Ici il va surtout s'intéresser à deux personnages, une sage-femme aux origines russes et un chauffeur de la mafia, dans un scénario classique mais bien ficelé, où il va peu à peu dévoiler les zones d'ombre se cachant derrière les protagonistes. Tout en dressant des portraits plutôt troublants, il place au milieu de ce monde violent la sage-femme, comme un ange à l'âme pure qui viendrait survoler les enfers.


Sans que ce soit primordial dans l'œuvre, il évoque quelques thématiques générales comme l'humain, ce qui se cache en lui et ce qu'il aspire à être, tout en mêlant la violence, la souffrance, les pulsions ou encore le sexe. Il prend plutôt son temps pour mettre en place les rouages de son récit, sa caméra est posée, il se livre à peu d'excès d'hémoglobine comme il savait le faire, et ça fonctionne, car il instaure une atmosphère prenante, qui ne manque pas de tension dans les moments-clés.

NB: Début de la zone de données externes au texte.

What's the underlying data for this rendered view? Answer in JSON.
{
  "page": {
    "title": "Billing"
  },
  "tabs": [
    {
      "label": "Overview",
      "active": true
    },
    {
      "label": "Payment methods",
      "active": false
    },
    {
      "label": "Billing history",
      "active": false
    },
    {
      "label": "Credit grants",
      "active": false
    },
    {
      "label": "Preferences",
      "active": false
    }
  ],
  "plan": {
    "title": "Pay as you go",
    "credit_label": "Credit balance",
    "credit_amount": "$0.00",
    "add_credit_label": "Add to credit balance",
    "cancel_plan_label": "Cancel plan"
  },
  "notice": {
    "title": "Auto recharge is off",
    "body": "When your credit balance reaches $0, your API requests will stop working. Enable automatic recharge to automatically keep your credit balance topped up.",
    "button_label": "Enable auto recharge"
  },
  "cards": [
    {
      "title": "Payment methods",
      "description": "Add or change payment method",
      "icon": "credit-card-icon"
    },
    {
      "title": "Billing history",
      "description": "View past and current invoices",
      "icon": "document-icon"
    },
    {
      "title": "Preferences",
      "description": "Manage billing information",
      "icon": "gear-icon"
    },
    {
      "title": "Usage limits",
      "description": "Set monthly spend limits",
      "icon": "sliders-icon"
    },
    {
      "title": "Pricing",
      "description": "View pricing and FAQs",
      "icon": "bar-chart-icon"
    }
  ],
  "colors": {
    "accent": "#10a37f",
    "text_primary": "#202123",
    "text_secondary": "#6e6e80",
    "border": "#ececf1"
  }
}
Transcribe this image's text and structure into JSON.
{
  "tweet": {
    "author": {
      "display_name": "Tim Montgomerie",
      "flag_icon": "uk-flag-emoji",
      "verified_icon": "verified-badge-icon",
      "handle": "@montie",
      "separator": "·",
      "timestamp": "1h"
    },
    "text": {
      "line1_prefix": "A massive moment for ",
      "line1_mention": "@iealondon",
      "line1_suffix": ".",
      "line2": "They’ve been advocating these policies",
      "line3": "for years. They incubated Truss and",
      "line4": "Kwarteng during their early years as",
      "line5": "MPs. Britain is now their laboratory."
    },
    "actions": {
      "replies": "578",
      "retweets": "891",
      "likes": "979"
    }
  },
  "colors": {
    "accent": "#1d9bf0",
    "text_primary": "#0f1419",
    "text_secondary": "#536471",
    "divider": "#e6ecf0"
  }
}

L'apparence froide de l'œuvre, tant dans le fond que les décors, révèle une vraie richesse, tant dans l'écriture que la tragédie que le cinéaste canadien met en place. Son étude de l'humain n'est jamais lourde, bien au contraire, et fait corps avec le récit, que ce soit dans l'évolution des personnages ou les liens qu'ils vont avoir entre eux. Il ne cherche pas à pointer facilement du doigt la mafia mais laisse parler son sujet, surtout quand l'étau se refermera peu à peu sur l'un d'eux. Il n'oublie pas s'intéresser à la profondeur et les sentiments, qu'ils soient complexes ou simples.


Il trouve toujours le bon équilibre, ne sacrifiant jamais ses thématiques aux profils de l'avancement de l'histoire ou vice-versa. Il se montre souvent inspiré, que ce soit derrière la caméra ou dans sa façon de jouer avec les codes classiques du genre et de surprendre avec un scénario (tout comme les dialogues) bien ficelé et efficace.


Le cadre de ce Londres hivernal est passionnant et surtout très bien exploité, il nous y immerge dès les premières minutes tandis qu'il met en place une ambiance de plus en plus obscure, brute et donc troublante. On retrouve une économie de plan et une photographie léchée similaire à A History of Violence, alors que le canadien, ici très sobre, trouve toujours le bon rythme et sait prendre son temps lorsqu'il le faut, notamment pour imprégner le récit des relations père-fils ambiguës.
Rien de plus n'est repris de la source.